Guai a chi dimentica quelle persone! Chiamarli eroi è poco. Mai vista una tale dedizione. Sono stati angeli, con chiunque. Dal primario all’ultima delle Oss, dispensavano a tutti non solo le cure, ma una carezza, una parola buona. Ogni giorno, ogni momento. Ci facevano coraggio, mentre negli scarsi momenti di lucidità di quei giorni mi rendevo conto che anche loro erano disperati nel veder morire la gente. Ricordo quando mi hanno tolto l’ossigeno (eravamo in stanze da due) mi son potuto girare. Ho visto che lo mettevano al mio vicino di letto: 94 anni, nessuna speranza. Ma gli parlavano, fino all’ultimo. Non dimentichiamoli, questi angeli.

Che diresti a chi non ne è stato colpito, a chi nega perfino...

Ai cretini non farmi rispondere. Per tutti gli altri dico che non dobbiamo rilassarci e usare ogni precauzione. Manteniamo ancora le distanze, usiamo le mascherine...

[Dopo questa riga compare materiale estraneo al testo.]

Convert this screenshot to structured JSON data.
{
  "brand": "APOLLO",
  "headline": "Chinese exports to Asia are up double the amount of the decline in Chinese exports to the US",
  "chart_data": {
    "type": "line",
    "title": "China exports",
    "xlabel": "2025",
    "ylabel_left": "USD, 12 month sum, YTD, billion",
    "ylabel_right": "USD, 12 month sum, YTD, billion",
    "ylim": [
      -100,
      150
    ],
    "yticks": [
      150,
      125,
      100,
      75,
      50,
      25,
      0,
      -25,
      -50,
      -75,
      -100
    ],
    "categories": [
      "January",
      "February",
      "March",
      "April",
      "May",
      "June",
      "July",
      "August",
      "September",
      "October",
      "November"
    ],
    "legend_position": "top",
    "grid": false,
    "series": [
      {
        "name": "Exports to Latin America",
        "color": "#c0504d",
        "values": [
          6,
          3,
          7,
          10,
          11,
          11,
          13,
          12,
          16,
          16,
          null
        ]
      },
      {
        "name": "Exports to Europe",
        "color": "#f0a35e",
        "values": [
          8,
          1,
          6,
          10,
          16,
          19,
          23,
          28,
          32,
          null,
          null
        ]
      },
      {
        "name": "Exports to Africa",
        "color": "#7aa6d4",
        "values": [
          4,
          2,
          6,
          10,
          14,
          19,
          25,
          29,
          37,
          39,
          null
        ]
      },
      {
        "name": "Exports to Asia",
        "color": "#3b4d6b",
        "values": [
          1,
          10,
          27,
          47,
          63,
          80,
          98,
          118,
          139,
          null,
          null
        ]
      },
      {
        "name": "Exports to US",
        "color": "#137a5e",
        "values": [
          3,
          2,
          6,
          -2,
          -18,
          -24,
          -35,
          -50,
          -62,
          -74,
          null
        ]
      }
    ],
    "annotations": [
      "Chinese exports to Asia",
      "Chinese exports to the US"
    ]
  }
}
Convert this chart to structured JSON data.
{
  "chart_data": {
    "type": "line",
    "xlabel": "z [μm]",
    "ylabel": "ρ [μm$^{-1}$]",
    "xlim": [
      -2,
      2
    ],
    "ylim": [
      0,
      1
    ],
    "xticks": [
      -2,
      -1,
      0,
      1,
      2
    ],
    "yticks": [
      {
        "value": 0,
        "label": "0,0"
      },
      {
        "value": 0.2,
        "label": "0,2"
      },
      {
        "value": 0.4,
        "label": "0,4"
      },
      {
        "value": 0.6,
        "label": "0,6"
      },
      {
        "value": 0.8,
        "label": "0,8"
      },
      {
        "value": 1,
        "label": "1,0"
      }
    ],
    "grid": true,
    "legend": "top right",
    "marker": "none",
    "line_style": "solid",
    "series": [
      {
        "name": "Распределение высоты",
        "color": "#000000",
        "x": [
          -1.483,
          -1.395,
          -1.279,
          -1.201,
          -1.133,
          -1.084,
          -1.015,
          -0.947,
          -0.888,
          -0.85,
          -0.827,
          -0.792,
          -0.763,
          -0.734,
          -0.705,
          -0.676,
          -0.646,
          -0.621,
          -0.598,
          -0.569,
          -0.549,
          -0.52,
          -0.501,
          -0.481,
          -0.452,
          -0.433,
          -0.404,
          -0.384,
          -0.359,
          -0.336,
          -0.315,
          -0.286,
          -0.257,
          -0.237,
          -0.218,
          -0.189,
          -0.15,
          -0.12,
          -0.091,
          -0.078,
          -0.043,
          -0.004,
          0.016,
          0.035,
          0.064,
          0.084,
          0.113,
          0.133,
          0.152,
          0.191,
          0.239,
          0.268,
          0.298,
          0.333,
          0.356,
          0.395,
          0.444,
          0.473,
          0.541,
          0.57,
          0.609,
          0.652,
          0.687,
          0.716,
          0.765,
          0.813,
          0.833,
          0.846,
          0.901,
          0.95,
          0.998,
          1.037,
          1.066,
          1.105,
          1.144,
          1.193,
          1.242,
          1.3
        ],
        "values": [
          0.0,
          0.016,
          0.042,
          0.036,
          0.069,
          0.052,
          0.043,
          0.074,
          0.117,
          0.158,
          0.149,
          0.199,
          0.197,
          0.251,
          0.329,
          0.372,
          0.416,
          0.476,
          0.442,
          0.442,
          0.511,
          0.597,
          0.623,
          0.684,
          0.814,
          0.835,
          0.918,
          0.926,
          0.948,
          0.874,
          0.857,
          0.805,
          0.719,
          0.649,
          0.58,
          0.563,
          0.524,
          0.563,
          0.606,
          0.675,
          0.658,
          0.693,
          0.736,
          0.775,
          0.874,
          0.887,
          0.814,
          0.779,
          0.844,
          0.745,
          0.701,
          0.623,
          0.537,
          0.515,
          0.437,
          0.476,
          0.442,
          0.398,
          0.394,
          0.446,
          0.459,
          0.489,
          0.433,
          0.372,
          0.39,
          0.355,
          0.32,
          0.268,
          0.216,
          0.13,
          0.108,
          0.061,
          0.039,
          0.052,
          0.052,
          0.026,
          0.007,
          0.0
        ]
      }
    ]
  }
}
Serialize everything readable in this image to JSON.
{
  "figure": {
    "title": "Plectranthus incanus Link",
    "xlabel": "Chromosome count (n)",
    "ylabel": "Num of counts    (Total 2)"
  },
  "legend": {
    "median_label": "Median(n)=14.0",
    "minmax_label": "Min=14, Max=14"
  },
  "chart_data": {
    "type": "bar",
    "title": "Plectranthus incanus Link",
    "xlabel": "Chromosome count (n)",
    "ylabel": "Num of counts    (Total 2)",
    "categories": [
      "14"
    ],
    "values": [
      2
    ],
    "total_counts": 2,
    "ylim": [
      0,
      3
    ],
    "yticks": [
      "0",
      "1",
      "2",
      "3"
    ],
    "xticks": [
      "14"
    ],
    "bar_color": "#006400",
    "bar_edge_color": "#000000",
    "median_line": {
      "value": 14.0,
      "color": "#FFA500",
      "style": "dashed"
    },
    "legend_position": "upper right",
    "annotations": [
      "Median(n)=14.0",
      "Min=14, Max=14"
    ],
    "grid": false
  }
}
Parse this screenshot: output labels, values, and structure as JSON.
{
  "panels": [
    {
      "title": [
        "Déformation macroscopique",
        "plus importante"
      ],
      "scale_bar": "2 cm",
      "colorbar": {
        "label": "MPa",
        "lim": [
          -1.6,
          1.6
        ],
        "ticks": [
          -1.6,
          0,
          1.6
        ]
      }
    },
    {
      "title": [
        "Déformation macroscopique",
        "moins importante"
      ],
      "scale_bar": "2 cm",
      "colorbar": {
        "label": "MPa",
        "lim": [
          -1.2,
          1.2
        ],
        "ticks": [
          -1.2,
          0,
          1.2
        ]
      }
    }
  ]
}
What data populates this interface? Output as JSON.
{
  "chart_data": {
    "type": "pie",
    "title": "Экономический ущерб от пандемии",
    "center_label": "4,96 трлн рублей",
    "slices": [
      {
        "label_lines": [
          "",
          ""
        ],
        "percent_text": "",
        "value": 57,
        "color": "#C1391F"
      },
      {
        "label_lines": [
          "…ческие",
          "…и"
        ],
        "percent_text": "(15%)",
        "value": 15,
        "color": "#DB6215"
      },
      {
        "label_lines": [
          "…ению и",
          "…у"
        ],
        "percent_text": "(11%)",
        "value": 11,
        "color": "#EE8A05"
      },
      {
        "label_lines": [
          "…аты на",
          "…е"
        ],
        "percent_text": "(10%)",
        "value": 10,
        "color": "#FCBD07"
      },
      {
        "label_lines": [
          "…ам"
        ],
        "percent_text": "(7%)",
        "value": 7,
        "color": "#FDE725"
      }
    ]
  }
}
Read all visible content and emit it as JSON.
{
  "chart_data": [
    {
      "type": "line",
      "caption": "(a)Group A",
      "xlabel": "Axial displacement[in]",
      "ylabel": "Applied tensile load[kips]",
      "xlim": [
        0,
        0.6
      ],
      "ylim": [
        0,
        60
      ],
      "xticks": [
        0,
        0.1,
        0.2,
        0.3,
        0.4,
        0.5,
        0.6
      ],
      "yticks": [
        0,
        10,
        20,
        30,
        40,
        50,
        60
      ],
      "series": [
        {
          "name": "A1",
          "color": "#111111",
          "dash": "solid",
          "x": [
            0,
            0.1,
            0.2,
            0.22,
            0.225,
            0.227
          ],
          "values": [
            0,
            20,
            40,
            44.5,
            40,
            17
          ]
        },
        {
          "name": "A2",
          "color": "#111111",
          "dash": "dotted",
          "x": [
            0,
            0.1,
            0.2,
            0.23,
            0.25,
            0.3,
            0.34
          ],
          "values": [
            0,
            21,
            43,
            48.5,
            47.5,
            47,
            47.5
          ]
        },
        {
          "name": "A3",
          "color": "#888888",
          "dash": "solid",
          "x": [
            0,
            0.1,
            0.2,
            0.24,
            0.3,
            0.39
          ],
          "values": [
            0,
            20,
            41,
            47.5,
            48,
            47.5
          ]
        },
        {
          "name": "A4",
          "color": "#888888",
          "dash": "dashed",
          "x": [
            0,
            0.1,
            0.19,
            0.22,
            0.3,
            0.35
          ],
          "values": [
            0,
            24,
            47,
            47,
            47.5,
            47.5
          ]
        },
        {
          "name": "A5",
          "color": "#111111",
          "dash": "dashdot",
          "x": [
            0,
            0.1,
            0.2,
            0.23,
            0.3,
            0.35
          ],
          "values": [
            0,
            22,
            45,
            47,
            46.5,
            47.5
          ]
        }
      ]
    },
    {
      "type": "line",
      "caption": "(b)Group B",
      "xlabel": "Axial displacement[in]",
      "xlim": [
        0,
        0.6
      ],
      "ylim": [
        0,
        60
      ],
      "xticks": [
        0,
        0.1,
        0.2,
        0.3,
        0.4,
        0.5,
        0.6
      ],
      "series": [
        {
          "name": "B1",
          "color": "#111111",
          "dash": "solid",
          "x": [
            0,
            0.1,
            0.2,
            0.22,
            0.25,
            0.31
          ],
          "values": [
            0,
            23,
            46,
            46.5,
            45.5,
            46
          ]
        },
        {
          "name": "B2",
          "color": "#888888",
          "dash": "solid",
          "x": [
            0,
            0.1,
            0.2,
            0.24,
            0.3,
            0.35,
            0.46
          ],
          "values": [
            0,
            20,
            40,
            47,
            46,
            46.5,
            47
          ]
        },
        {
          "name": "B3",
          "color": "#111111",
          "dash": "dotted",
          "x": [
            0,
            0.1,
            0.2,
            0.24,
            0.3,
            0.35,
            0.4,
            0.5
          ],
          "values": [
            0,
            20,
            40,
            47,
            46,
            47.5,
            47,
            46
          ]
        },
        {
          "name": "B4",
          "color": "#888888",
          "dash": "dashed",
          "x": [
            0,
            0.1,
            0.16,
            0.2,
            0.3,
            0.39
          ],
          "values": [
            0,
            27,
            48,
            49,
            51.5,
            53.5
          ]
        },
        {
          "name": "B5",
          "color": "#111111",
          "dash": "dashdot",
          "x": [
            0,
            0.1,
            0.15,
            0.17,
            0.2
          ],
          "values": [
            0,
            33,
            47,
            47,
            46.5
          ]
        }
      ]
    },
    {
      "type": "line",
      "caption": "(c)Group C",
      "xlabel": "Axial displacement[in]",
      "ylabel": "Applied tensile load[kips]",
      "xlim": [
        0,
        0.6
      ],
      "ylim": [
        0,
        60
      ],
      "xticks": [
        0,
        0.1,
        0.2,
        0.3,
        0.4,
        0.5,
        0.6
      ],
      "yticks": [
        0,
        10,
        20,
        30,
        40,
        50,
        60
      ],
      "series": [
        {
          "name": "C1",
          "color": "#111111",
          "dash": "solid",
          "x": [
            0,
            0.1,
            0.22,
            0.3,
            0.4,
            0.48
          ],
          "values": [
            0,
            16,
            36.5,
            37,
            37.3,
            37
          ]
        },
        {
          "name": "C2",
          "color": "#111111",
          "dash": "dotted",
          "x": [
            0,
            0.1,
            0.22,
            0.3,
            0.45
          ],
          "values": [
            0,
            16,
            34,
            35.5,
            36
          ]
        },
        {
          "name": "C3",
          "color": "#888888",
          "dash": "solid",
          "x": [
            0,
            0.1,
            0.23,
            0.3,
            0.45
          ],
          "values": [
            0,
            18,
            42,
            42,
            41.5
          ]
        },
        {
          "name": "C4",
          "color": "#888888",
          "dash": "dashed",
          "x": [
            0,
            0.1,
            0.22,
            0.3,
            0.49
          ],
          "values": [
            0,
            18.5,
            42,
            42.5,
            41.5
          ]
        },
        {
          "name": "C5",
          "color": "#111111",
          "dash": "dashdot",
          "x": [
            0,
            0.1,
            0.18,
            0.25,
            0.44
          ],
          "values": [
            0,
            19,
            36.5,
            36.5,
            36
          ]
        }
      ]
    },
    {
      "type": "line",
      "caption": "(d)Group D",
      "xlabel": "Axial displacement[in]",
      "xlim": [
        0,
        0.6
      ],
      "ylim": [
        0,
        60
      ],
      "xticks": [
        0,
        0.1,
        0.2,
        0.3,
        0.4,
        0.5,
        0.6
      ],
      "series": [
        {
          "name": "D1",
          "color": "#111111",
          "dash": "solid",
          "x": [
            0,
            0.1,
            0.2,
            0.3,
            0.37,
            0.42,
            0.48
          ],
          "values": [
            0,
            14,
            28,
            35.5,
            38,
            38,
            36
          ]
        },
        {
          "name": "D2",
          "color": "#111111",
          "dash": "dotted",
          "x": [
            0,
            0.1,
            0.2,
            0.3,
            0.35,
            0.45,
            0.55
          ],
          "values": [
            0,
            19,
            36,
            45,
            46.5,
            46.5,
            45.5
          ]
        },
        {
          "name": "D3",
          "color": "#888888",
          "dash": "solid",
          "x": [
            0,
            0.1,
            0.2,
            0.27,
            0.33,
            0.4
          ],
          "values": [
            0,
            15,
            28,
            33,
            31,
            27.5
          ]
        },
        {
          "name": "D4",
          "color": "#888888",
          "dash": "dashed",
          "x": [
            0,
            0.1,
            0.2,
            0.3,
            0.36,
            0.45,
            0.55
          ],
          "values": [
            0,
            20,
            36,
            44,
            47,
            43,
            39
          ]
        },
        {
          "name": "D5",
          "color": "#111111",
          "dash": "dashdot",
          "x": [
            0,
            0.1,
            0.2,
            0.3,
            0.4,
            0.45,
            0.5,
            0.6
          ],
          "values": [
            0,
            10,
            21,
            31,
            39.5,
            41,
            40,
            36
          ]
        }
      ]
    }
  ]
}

Ti è arrivata la lettera di invito a donare plasma iperimmune? Sì. E avrei voluto farlo fra i primi. Ma i medici me l’hanno proibito. Ho le piastrine bassissime, dopo le cure.

Ci vediamo presto?

Certamente, con la mascherina!

Francesco Magarotto: Sopra: “beccato” nel letto, dopo essersi ripreso un pò. La fonte della foto non la riveleremo mai neanche a lui... In basso: il giorno in cui, scaduti i 14 giorni di “quarantena casalinga” dopo la dimissione, è potuto tornare nel suo soggiorno e riabbracciare dopo mesi moglie e figlie.